Llegaron a las puertas de la ciudad y cruzaron el puente camino de la carretera del río. El cuervo de Fonsa no los siguió más, sino que se quedó posado en las altas almenas de la puerta y profirió unos cuantos graznidos quejumbrosos, cuyos ecos los acompañaron en su descenso de la cañada. La pared del acantilado del Zangre, despojada de verdor en invierno, se encumbraba escarpada sobre las negras y rápidas aguas del río. Cazaril se preguntó si Betriz estaría observándolos desde alguna de las ventanas altas del castillo mientras estaban en la carretera. Él no podría verla allí arriba, en la penumbra.

Sus ominosos pensamientos fueron dispersados por el golpeteo y el chapoteo de las pezuñas. Un correo pasó como una exhalación junto a ellos en dirección contraria, al galope, montando un caballo que resollaba empapado en sudor. Él —no, ella— los saludó con la mano de pasada. Las mujeres eran los mensajeros predilectos de muchos caballerizos de la cancillería, al menos en las rutas más seguras, pues afirmaban que su menor peso y sus manos suaves beneficiaban a los animales. Foix devolvió el saludo y se giró en la silla para contemplar sus ondeantes trenzas negras. Cazaril no pensó ni por un instante que el joven estuviera admirando únicamente su destreza para la equitación.

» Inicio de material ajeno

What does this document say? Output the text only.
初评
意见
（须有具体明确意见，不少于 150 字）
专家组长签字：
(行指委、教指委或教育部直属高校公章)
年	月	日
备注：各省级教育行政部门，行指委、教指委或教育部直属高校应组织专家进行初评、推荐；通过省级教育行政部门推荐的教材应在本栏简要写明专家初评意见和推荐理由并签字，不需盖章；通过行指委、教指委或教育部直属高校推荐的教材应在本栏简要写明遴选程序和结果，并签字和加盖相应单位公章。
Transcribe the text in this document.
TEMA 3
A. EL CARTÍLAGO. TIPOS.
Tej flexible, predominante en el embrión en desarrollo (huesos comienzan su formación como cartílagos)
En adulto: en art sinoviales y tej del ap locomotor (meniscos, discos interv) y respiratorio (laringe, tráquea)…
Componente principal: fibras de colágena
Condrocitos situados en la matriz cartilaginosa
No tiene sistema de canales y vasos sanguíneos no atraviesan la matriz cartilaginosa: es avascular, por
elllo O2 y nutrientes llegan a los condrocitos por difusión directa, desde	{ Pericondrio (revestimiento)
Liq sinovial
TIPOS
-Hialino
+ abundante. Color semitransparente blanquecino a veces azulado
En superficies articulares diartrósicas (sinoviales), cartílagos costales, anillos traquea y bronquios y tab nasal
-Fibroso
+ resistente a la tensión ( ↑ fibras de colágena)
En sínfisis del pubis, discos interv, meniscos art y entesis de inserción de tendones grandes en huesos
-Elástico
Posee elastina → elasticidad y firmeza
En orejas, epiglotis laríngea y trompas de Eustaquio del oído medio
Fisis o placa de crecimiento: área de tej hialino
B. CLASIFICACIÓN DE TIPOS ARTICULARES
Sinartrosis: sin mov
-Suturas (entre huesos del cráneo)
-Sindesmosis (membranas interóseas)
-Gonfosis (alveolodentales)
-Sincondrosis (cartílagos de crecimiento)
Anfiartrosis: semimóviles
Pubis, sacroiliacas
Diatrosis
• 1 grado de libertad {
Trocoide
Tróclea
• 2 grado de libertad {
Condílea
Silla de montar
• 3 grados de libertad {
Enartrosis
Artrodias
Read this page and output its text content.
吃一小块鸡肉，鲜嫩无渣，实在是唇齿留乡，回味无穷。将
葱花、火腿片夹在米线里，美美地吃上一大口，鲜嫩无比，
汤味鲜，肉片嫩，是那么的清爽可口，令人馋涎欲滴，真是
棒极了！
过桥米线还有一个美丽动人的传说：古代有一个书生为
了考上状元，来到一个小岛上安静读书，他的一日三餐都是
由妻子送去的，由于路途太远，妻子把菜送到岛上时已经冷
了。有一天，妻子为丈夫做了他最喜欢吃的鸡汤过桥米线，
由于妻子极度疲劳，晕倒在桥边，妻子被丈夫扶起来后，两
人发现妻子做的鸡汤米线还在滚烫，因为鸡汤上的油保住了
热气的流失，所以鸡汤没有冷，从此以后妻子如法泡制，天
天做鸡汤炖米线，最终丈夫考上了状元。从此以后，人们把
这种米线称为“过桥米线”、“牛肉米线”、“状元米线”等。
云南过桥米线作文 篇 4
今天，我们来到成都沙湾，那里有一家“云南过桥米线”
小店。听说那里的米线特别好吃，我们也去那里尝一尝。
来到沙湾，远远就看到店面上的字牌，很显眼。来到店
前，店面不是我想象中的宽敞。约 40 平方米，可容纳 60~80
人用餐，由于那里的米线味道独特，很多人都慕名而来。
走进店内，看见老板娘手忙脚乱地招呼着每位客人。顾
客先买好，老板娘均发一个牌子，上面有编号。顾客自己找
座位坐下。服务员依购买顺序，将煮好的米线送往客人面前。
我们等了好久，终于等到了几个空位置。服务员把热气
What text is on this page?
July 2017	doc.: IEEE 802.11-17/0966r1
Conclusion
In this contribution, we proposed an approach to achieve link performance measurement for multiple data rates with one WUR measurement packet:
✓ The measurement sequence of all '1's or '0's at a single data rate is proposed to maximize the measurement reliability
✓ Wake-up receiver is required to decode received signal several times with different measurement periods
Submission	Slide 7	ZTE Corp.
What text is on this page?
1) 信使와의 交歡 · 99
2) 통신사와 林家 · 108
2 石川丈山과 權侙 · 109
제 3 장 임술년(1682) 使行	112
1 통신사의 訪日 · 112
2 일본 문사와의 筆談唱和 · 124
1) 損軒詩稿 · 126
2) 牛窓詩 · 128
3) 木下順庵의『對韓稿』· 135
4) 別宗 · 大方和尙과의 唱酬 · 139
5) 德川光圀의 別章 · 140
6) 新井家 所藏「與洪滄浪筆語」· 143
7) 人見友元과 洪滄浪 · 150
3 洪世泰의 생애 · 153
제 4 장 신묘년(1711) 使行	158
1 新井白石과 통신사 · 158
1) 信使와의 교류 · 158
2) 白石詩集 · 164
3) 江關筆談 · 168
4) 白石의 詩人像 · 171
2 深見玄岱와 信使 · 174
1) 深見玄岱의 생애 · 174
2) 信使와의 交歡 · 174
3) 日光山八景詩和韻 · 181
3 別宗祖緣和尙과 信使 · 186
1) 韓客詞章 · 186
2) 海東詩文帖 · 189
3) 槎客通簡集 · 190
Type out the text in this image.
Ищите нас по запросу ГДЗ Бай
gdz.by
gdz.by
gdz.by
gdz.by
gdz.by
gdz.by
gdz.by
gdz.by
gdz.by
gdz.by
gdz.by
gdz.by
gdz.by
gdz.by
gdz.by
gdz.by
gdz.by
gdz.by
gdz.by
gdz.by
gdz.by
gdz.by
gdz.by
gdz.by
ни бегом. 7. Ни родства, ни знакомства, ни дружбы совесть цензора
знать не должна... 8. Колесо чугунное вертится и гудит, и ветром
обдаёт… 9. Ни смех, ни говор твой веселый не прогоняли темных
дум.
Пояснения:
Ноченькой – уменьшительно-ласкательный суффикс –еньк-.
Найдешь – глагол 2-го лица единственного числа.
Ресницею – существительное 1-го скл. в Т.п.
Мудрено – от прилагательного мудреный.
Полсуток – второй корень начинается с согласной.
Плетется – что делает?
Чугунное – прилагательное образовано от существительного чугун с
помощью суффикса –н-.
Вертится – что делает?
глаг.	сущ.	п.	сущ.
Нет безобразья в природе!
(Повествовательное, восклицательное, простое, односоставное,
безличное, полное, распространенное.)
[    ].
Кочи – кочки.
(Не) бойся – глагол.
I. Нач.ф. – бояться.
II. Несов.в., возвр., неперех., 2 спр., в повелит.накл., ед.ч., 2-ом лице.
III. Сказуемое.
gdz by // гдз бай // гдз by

Ferda acercó su montura a la de Cazaril.

—¿Podemos emprender ya el galope, mi lord? —preguntó, ilusionado—. La luz diurna es escasa, y estas bestias están frescas.

Pero yo no, por los cinco dioses
. Cazaril cogió aliento en sombría anticipación.

—Sí.

Hincó los talones en los flancos del roano y el animal inició un trote largo. El camino se desplegaba ante ellos en medio del paisaje invernal veteado de nieve, trazando sus meandros entre penachos de niebla gris cargados con el tenue perfume dulzón de la vegetación invernal podrida. Perdiéndose en la incertidumbre.

21

Llegaron a Valenda al amanecer del día siguiente. La ciudad se perfilaba negra contra un cielo plomizo, aliviadas sus sombras aquí y allá por el fulgor anaranjado de alguna antorcha o vela, débiles chispas de luz y vida. No habían encontrado casas de postas en la carretera secundaria que conducía a Valenda; las estaciones de correo se reservaban para la ruta del asentamiento provincial baocio de Taryoon, por lo que el último tramo se había hecho largo para los caballos. Cazaril se conformó con permitir que las bestias exhaustas caminaran, con la cabeza gacha y las riendas flojas, el trecho restante que cubría la ciudad y la colina. Deseó poder detenerse allí mismo, pararse, tumbarse a orillas del camino y no moverse en días. En cuestión de minutos, tendría que decirle a una madre que su hijo había muerto. De todas las pruebas a las que esperaba hacer frente en este viaje, ésta era la peor.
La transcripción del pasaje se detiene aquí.